How to fix Qwen 3.5 Quant/tool issues + NEW Sheep And a few lost sheep...
Hey :
re: TOOLS usage issues :
Use Q6 or Q8 quants ; the issue lies in new tensors, which should be Q8/BF16 (same for all quants) // NOT quantized ; but instead are quanted at the "quant level" so to speak.
This seems to be drastically affecting tool usage.

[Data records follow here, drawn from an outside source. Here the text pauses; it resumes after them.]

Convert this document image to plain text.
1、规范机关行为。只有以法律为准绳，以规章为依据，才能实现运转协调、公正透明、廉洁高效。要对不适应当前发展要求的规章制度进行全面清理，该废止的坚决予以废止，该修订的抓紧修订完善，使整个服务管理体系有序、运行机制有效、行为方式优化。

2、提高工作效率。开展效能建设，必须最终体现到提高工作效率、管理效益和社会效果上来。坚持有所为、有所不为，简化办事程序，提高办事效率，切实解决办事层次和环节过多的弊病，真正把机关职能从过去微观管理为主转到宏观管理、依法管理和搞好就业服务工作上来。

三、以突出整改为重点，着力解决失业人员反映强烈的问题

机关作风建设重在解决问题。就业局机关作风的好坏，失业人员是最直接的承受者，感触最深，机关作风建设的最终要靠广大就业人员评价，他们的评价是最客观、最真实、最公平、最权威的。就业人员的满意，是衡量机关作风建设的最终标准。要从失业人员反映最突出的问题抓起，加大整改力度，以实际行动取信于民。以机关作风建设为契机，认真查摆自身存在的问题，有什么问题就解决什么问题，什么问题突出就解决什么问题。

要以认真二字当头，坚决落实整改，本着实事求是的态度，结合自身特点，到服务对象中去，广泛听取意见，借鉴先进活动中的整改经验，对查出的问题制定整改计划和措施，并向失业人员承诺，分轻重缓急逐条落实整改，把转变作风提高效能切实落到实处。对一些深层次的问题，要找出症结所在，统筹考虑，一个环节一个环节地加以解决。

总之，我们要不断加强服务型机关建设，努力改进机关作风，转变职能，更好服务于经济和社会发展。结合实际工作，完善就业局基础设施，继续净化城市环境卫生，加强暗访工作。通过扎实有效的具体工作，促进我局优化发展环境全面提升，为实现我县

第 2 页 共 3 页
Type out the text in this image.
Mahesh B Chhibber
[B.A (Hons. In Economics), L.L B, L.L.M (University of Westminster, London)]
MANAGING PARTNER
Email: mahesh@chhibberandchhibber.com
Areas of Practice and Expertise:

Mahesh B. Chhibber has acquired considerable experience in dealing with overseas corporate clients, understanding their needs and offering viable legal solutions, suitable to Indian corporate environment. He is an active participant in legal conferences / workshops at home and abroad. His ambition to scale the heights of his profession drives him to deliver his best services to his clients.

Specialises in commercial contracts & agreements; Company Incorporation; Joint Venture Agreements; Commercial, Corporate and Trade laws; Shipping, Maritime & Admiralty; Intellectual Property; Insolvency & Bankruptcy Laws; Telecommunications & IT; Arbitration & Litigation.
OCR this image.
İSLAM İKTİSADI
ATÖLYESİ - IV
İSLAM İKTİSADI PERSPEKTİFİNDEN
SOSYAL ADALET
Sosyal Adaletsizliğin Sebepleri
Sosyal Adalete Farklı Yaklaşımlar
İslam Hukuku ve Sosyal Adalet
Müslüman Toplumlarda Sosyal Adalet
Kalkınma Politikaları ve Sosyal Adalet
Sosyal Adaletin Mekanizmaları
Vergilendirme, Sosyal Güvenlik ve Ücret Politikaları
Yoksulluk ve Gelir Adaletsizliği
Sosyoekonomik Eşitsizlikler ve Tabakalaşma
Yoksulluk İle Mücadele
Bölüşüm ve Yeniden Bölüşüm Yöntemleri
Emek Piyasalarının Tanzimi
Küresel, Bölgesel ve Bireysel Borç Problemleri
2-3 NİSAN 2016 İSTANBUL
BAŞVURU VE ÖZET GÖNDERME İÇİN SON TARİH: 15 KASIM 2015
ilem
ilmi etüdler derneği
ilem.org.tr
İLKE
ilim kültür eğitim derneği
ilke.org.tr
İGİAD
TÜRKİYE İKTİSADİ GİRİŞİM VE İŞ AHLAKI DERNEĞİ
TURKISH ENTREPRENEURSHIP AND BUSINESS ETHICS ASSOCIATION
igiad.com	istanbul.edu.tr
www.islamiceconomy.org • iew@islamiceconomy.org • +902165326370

To manually create a quant via llamacpp with the tensors corrected use (main.gguf is created at convert-to-gguf ... step):
./llama-quantize --tensor-type ssm_alpha=bf16 --tensor-type ssm_beta=bf16 x:/main.gguf D:/lms/test/llms/4B-MODEL-NAME-Q4_K_S.gguf Q4_K_S 8
(llama-quantize == llama-quantize.exe)
(this will work for all Qwen 3.5 models, regardless of parameter size)
NEW SHEEP:
https://huggingface.co/DavidAU/Qwen3.5-9B-Star-Trek-TNG-DS9-Heretic-Uncensored-Thinking
LOST SHEEP:
https://huggingface.co/DavidAU/Qwen3.5-9B-Polaris-HighIQ-THINKING
https://huggingface.co/DavidAU/Qwen3.5-9B-Deckard-Claude-DIMOE-Uncensored-Heretic-Thinking
https://huggingface.co/DavidAU/Qwen3.5-9B-Claude-4.6-Opus-Deckard-V4.2-Uncensored-Heretic-Thinking
https://huggingface.co/DavidAU/Qwen3.5-2B-Claude-4.6-OS-Auto-Variable-HERETIC-UNCENSORED-THINKING
uhm Im not sure what I need to do, so I will just quant it with normal queue. if something needs to be adjusted during the quantization process (but still runs on the main llama cpp branch), I need to ask nico to help... please let me know
I started queueing and got some random error and it doesnt seem to queue, but queued at the same, doesnt show up in the queue yet says it's there...
It's (hopefully) queued!
You can check for progress at http://hf.tst.eu/status.html or regularly check the model
summary page at https://hf.tst.eu/model#Qwen3.5-9B-Star-Trek-TNG-DS9-Heretic-Uncensored-Thinking-GGUF
https://hf.tst.eu/model#Qwen3.5-9B-Polaris-HighIQ-THINKING-GGUF
https://hf.tst.eu/model#Qwen3.5-9B-Deckard-Claude-DIMOE-Uncensored-Heretic-Thinking-GGUF
https://hf.tst.eu/model#Qwen3.5-9B-Claude-4.6-Opus-Deckard-V4.2-Uncensored-Heretic-Thinking-GGUF
https://hf.tst.eu/model#Qwen3.5-2B-Claude-4.6-OS-Auto-Variable-HERETIC-UNCENSORED-THINKING-GGUF
for quants to appear.
thanks !
RE: Quanting ; just a heads up RE: 2 tensors.
I am going to open a ticket at llamacpp to hopefully get it standardized / part of normal quanting for Qwen 3.5s.